北海道へ向かった義経一行
義経北行伝説では、平泉を脱出した義経は十三湊(とさみなと)へ向かったとされる。当時、十三湊は藤原秀衡の弟の秀栄(ひでひさ)が治めていた場所だ。
そこに立ち寄り、さらに北へ向かったとされる。なお当時、十三湊から大陸へ渡ることは十分可能だった。
義経の時代から遡ること200年ぐらい前には渤海(ぼっかい)国から十三湊へ使者が来ていたことがわかっている。200年前にできたのだから、より船の性能が上がった鎌倉時代にできないことはない。
しかし、義経一行は北海道へ渡っている。
その理由は、大陸への野望がなかったからかはわからないが、まず、馴染(なじ)みの場所へ行きたかったと考えていいだろう。

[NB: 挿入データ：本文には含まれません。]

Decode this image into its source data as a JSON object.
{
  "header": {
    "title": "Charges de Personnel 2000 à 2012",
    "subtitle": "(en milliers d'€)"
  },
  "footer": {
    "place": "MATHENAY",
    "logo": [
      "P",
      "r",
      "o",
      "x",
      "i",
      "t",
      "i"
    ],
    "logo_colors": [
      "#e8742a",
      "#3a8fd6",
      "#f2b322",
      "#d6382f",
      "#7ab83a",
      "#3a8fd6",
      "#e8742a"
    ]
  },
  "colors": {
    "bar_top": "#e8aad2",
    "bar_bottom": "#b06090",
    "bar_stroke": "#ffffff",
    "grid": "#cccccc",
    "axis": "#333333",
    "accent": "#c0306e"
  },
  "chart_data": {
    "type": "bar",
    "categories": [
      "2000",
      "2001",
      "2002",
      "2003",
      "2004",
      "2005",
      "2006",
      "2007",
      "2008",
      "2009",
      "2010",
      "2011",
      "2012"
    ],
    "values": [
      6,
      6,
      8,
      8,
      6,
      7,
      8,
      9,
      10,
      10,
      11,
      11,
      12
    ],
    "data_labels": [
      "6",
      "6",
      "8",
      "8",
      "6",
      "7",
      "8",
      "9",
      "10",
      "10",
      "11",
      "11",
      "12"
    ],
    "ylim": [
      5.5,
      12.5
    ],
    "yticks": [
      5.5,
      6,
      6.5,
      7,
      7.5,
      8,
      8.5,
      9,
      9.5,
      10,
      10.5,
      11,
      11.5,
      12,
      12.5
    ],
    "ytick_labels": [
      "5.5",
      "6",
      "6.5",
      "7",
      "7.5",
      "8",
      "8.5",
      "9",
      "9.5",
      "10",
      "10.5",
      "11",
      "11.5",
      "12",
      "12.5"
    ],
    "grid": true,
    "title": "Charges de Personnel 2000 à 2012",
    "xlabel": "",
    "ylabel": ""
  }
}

当時、北海道は擦文(さつもん)文化からアイヌ文化に変わったとされるころだった。
擦文文化は東北北部の人々が北海道に農耕文化を持ち込んで成立した。だから、東北の人々にとって北海道は未開の地ではなく近隣という認識だったに違いない。
しかし、鎌倉の人々にとっては遠い地の果てに感じたはずだ。だから、義経一行が逃げるには最適である。
十三湊は藤原氏の土地であることは明白だから、すぐに鎌倉軍が来るであろう。実際、その後、十三湊は鎌倉側の安藤氏に奪われている。
北海道には義経や弁慶(べんけい)の伝説が多く残っている。ここでは、その一つ一つを検証しないが、どの地でも義経一行は一時的、長くても数年で、その地を離れている。
義経一行は定住していない。その場所に骨を埋めていないのだ。